Indonesia is expected to be well placed to drive enterprise value as a result of state-owned Telkom Indonesia’s nationwide footprint and technical capability. The report also estimates that 5G could lift Indonesian telecoms companies’ revenue by between $1.3bn and $1.8bn in the same period. For consumers, 5G means ultra-fast mobile broadband and fixed wireless access, while enterprises can pioneer new business models as a result of low latency and power consumption. For example, Indonesian banks are preparing for 5G network slicing to enable seamless video conferencing and allow the use of facial recognition in know-yourcustomer procedures to facilitate the opening of bank accounts without entering a branch.

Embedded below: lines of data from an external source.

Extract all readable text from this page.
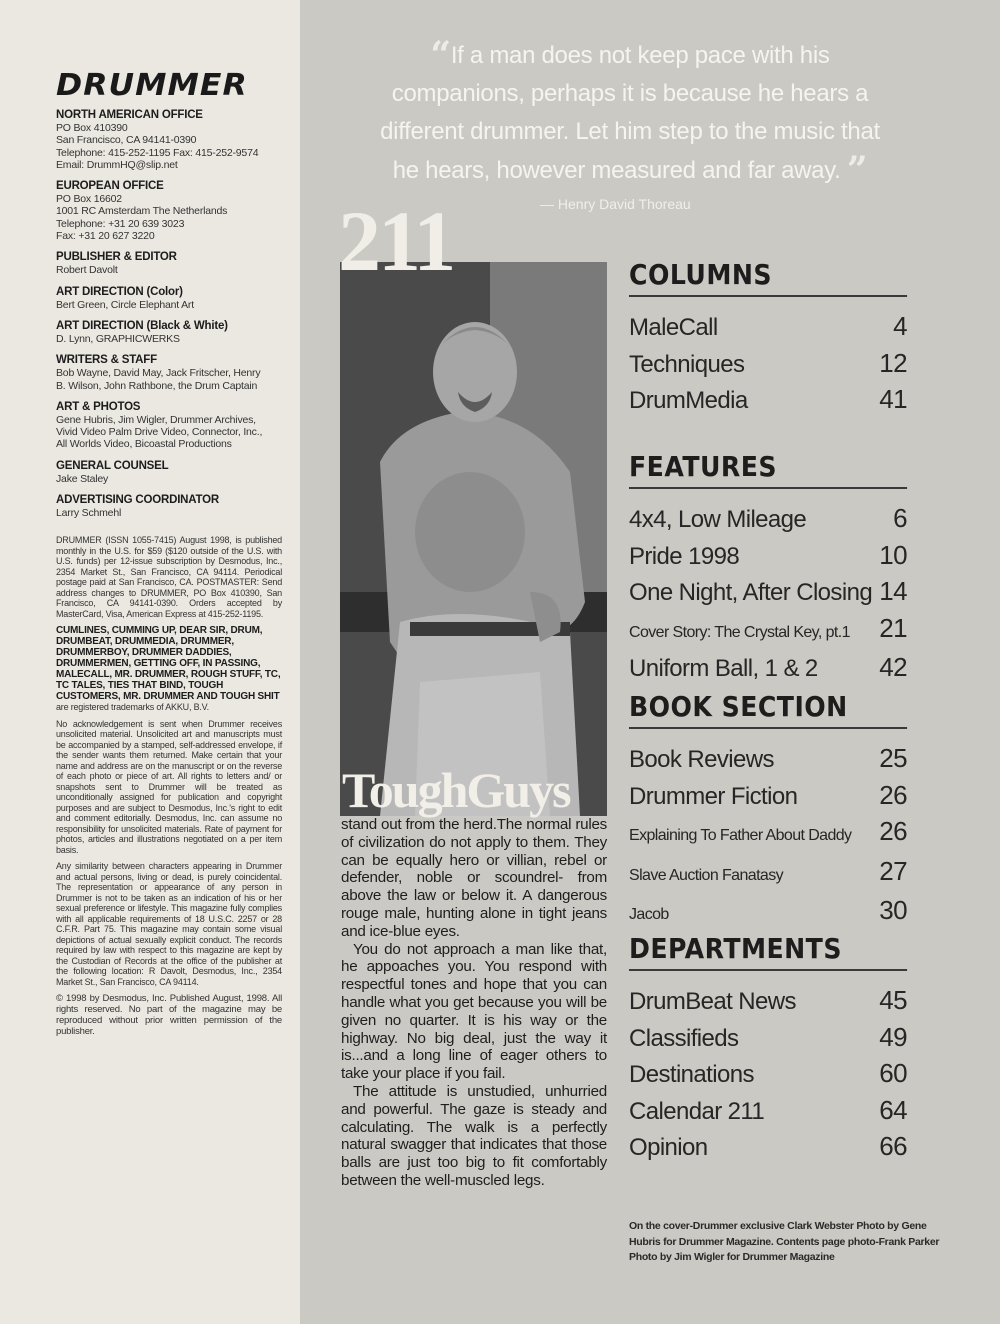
DRUMMER
NORTH AMERICAN OFFICE
PO Box 410390
San Francisco, CA 94141-0390
Telephone: 415-252-1195 Fax: 415-252-9574
Email: DrummHQ@slip.net
EUROPEAN OFFICE
PO Box 16602
1001 RC Amsterdam The Netherlands
Telephone: +31 20 639 3023
Fax: +31 20 627 3220
PUBLISHER & EDITOR
Robert Davolt
ART DIRECTION (Color)
Bert Green, Circle Elephant Art
ART DIRECTION (Black & White)
D. Lynn, GRAPHICWERKS
WRITERS & STAFF
Bob Wayne, David May, Jack Fritscher, Henry
B. Wilson, John Rathbone, the Drum Captain
ART & PHOTOS
Gene Hubris, Jim Wigler, Drummer Archives,
Vivid Video Palm Drive Video, Connector, Inc.,
All Worlds Video, Bicoastal Productions
GENERAL COUNSEL
Jake Staley
ADVERTISING COORDINATOR
Larry Schmehl
DRUMMER (ISSN 1055-7415) August 1998, is published monthly in the U.S. for $59 ($120 outside of the U.S. with U.S. funds) per 12-issue subscription by Desmodus, Inc., 2354 Market St., San Francisco, CA 94114. Periodical postage paid at San Francisco, CA. POSTMASTER: Send address changes to DRUMMER, PO Box 410390, San Francisco, CA 94141-0390. Orders accepted by MasterCard, Visa, American Express at 415-252-1195.
CUMLINES, CUMMING UP, DEAR SIR, DRUM, DRUMBEAT, DRUMMEDIA, DRUMMER, DRUMMERBOY, DRUMMER DADDIES, DRUMMERMEN, GETTING OFF, IN PASSING, MALECALL, MR. DRUMMER, ROUGH STUFF, TC, TC TALES, TIES THAT BIND, TOUGH CUSTOMERS, MR. DRUMMER AND TOUGH SHIT
are registered trademarks of AKKU, B.V.
No acknowledgement is sent when Drummer receives unsolicited material. Unsolicited art and manuscripts must be accompanied by a stamped, self-addressed envelope, if the sender wants them returned. Make certain that your name and address are on the manuscript or on the reverse of each photo or piece of art. All rights to letters and/ or snapshots sent to Drummer will be treated as unconditionally assigned for publication and copyright purposes and are subject to Desmodus, Inc.'s right to edit and comment editorially. Desmodus, Inc. can assume no responsibility for unsolicited materials. Rate of payment for photos, articles and illustrations negotiated on a per item basis.
Any similarity between characters appearing in Drummer and actual persons, living or dead, is purely coincidental. The representation or appearance of any person in Drummer is not to be taken as an indication of his or her sexual preference or lifestyle. This magazine fully complies with all applicable requirements of 18 U.S.C. 2257 or 28 C.F.R. Part 75. This magazine may contain some visual depictions of actual sexually explicit conduct. The records required by law with respect to this magazine are kept by the Custodian of Records at the office of the publisher at the following location: R Davolt, Desmodus, Inc., 2354 Market St., San Francisco, CA 94114.
© 1998 by Desmodus, Inc. Published August, 1998. All rights reserved. No part of the magazine may be reproduced without prior written permission of the publisher.
“If a man does not keep pace with his companions, perhaps it is because he hears a different drummer. Let him step to the music that he hears, however measured and far away. ”
— Henry David Thoreau
211
ToughGuys

stand out from the herd.The normal rules of civilization do not apply to them. They can be equally hero or villian, rebel or defender, noble or scoundrel- from above the law or below it. A dangerous rouge male, hunting alone in tight jeans and ice-blue eyes.

You do not approach a man like that, he appoaches you. You respond with respectful tones and hope that you can handle what you get because you will be given no quarter. It is his way or the highway. No big deal, just the way it is...and a long line of eager others to take your place if you fail.

The attitude is unstudied, unhurried and powerful. The gaze is steady and calculating. The walk is a perfectly natural swagger that indicates that those balls are just too big to fit comfortably between the well-muscled legs.

COLUMNS
MaleCall	4
Techniques	12
DrumMedia	41
FEATURES
4x4, Low Mileage	6
Pride 1998	10
One Night, After Closing 14
Cover Story: The Crystal Key, pt.1 21
Uniform Ball, 1 & 2 42
BOOK SECTION
Book Reviews	25
Drummer Fiction	26
Explaining To Father About Daddy 26
Slave Auction Fanatasy	27
Jacob	30
DEPARTMENTS
DrumBeat News	45
Classifieds	49
Destinations	60
Calendar 211	64
Opinion	66
On the cover-Drummer exclusive Clark Webster Photo by Gene Hubris for Drummer Magazine. Contents page photo-Frank Parker Photo by Jim Wigler for Drummer Magazine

However, Indonesia lags regional peers in terms of 5G rollout as a result of regulatory hurdles, the archipelago’s topography, and political divisions between central and provincial governments that have hindered construction of infrastructure needed for the technology. Singapore aims to roll out commercial 5G services in 2020, as does Malaysia, while Vietnam and Cambodia are rapidly building out infrastructure. In Indonesia, 5G is expected to debut by 2022, with demand anticipated to come initially from the corporate sector as general data consumption is not yet at a level to justify high volumes of 5G services. However, competitive pricing and infrastructure improvements are driving a considerable increase in data volumes across the country. In February 2020 the country’s largest private telco, XL Axiata, reported a significant increase in data volumes in Central Java, West Java and Yogyakarta, as a result of demand for video streaming. The company is aggressively deploying upgrades to its fibre network to prepare for the eventual arrival of 5G.
Indonesia has yet to set a timetable for the auction of 5G spectrum to mobile carriers. It also remains to be seen on which frequency the technology will operate; however, the Ministry of Communication and IT reportedly favours the 3.5-Ghz middle band that is currently reserved for satellites.
The regulator must provide a spectrum of between 80 MHz and 100 MHz continuously for each operator in the main band, and about 1 GHz for each operator in the millimetre wave band. The government is cognisant of the importance of passing the new data-protection law, which is scheduled to be approved in 2020, ahead of the further development of data services.
In November 2019 Johnny Plate, minister of communication and Information Technology, told local media that once spectrum is allocated, the auction will be open to all bidders. “Indonesia’s telcos need time to recoup their 4G investments and will then focus on 5G,” Arwin Rasyid, founder of venture capital firm TEZ Ventura Indonesia, told OBG. Consolidation would help telcos manage the high cost of 5G rollout. Private telco players have been engaged in a battle to shore up their bottom lines after investing heavily in new infrastructure, and this appears to be working, with cost consolidation, asset sales and strong demand for data services improving financial performance.
Key factors sure to dictate the speed of Indonesia’s development of 5G include the speed at which telcos can finance new spectrum – although many are prepared, with 5G infrastructure in place – and the pace of demand growth from consumers. This, in light of the success of preliminary 5G trials, signals promising potential for the ICT segment in a country that is known across the region for the strength of its digital economy and homegrown tech start-ups.